The defense cross-examined Brown to show that the glasses found in Hughes' apartment could merely have been a pair that looked like Shandra's. Brown testified that the glasses under discussion were cheap, common, and easy to find in several local stores.
A woman who lived with Hughes in 1988 and another who was his girlfriend testified that Hughes and Shandra knew each other well as friends, and that she came over to his apartment frequently to "curl her hair or iron her clothes or listen to his stereo" because her mother didn't have electricity in her home. Both women said they didn't believe Hughes and Shandra had any kind of romantic or sexual relationship.

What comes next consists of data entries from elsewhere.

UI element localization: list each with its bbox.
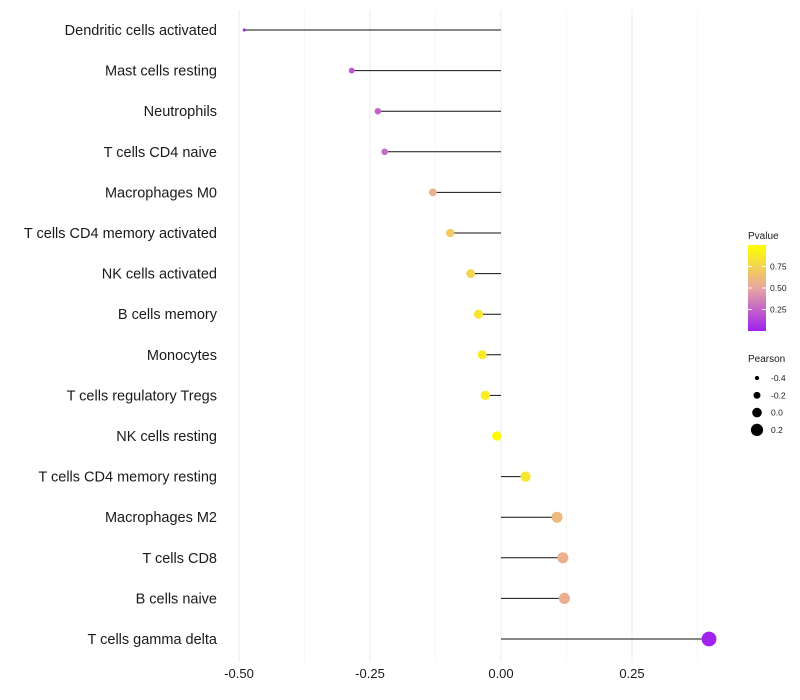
size-legend-label: -0.2 — [771, 390, 786, 400]
data-point — [492, 431, 502, 441]
data-point — [428, 188, 437, 197]
x-tick-label: 0.00 — [488, 666, 513, 681]
size-legend-label: 0.2 — [771, 425, 783, 435]
data-point — [701, 631, 717, 647]
category-labels: Dendritic cells activated Mast cells rest… — [24, 23, 218, 648]
x-tick-label: 0.25 — [619, 666, 644, 681]
category-label: NK cells resting — [116, 429, 217, 445]
x-tick-label: -0.25 — [355, 666, 385, 681]
category-label: Mast cells resting — [105, 64, 217, 80]
category-label: B cells memory — [118, 307, 218, 323]
data-point — [558, 592, 571, 604]
size-legend-dot — [752, 407, 762, 418]
data-point — [466, 269, 476, 279]
category-label: Monocytes — [147, 348, 217, 364]
data-point — [381, 148, 389, 156]
category-label: T cells regulatory Tregs — [67, 388, 217, 404]
colorbar-tick-label: 0.50 — [770, 283, 787, 293]
pearson-legend-title: Pearson — [748, 354, 785, 365]
data-point — [480, 390, 490, 401]
data-point — [551, 511, 563, 523]
pvalue-legend: Pvalue 0.25 0.50 0.75 — [748, 231, 787, 331]
category-label: Macrophages M2 — [105, 510, 217, 526]
data-point — [348, 67, 355, 74]
lollipop-dots — [242, 28, 717, 647]
category-label: Dendritic cells activated — [65, 23, 217, 39]
data-point — [557, 552, 569, 564]
x-axis-ticks: -0.50 -0.25 0.00 0.25 — [224, 666, 644, 681]
size-legend-label: -0.4 — [771, 373, 786, 383]
category-label: T cells gamma delta — [88, 632, 218, 648]
data-point — [446, 228, 455, 238]
data-point — [520, 471, 531, 482]
data-point — [473, 309, 483, 319]
size-legend-dot — [753, 391, 761, 399]
category-label: Macrophages M0 — [105, 185, 217, 201]
category-label: T cells CD8 — [142, 551, 217, 567]
category-label: T cells CD4 memory resting — [38, 470, 217, 486]
colorbar-tick-label: 0.25 — [770, 305, 787, 315]
category-label: B cells naive — [136, 591, 217, 607]
lollipop-stems — [244, 29, 710, 640]
category-label: Neutrophils — [144, 104, 217, 120]
category-label: T cells CD4 naive — [104, 145, 217, 161]
pvalue-legend-title: Pvalue — [748, 231, 779, 242]
size-legend-dot — [750, 423, 764, 437]
pvalue-colorbar — [748, 245, 766, 331]
data-point — [242, 28, 246, 32]
data-point — [477, 350, 487, 360]
data-point — [374, 107, 382, 115]
x-tick-label: -0.50 — [224, 666, 254, 681]
grid-lines — [238, 10, 698, 662]
size-legend-dot — [754, 375, 760, 381]
size-legend-label: 0.0 — [771, 408, 783, 418]
category-label: NK cells activated — [102, 267, 217, 283]
pearson-legend: Pearson -0.4 -0.2 0.0 0.2 — [748, 354, 786, 437]
category-label: T cells CD4 memory activated — [24, 226, 217, 242]
colorbar-tick-label: 0.75 — [770, 262, 787, 272]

James Bolding of the Houston Crime Lab testified that a vaginal swab taken from Shandra Charles' body confirmed the presence of semen, but the sample was insufficient to provide a blood type. He also testified that the knife and some of the clothing recovered from Hughes' apartment tested positive for the presence of blood. On cross-examination, he stated that the test did not distinguish between human and animal blood, nor did it indicate how long the blood had been there.
Hughes' lawyers argued that he was uninvolved in the killings and that the police obtained his confessions by beating and threatening him and causing him to fear for his life. They argued that the search of his apartment was illegal and that the police forged Hughes' signature on documents and mishandled physical evidence.
Mikal Klumpp testified that he was Hughes' probation officer at the time of the killings. On 27 September 1988 at about 7:30 a.m., he received a call from Hughes, informing him that he was at the police station, being questioned regarding the stabbing deaths of a "girl and a little boy" and that he had given the police a statement. The account Hughes gave to Klumpp on the phone followed his first confession, wherein he stated he felt a tap on his shoulder and began stabbing blindly out of fear. Klumpp testified that Hughes did not mention any mistreatment or threats by the police or any kind of coercion to sign a false confession. "In fact," Klumpp testified, "it surprised me that he seemed surprisingly calm."
Elizabeth Stroman testified that she was answering the phones at Hughes' workplace on Monday, 27 September and that she received several collect phone calls from Hughes at the jail that day. In the first phone call, Hughes told her that he gave a statement to the police saying that he stabbed someone after he felt a tap on the shoulder. In a subsequent call that morning, he told her he was being told he had to change his statement. In the afternoon, he called back and said he had changed his statement. Stroman testified that Hughes sounded upset, but he did not tell her he was being beaten or threatened.
During the punishment phase of the trial, Tracy Heggar testified that in May 1985, when she was 13, Hughes came over to her mother's apartment. She answered the door and spoke to him. She said goodbye and began to shut the door, Hughes stuck his foot in and barged inside. He then raped her. Heggar further testified that about a year later, while she was on her way to school, Hughes pulled up in front of her and threatened her not to testify against him. When she turned to run away, he fired a gun at her. Hughes was subsequently convicted of aggravated sexual assault and aggravated assault and given two 10-year terms of probation.
Given a chance to respond, Hughes denied that the rape and assault on Heggar ever took place.
Hughes had also been charged with the sexual assault of a 16-year-old girl in New York, but the charge was dropped when the victim did not appear in court.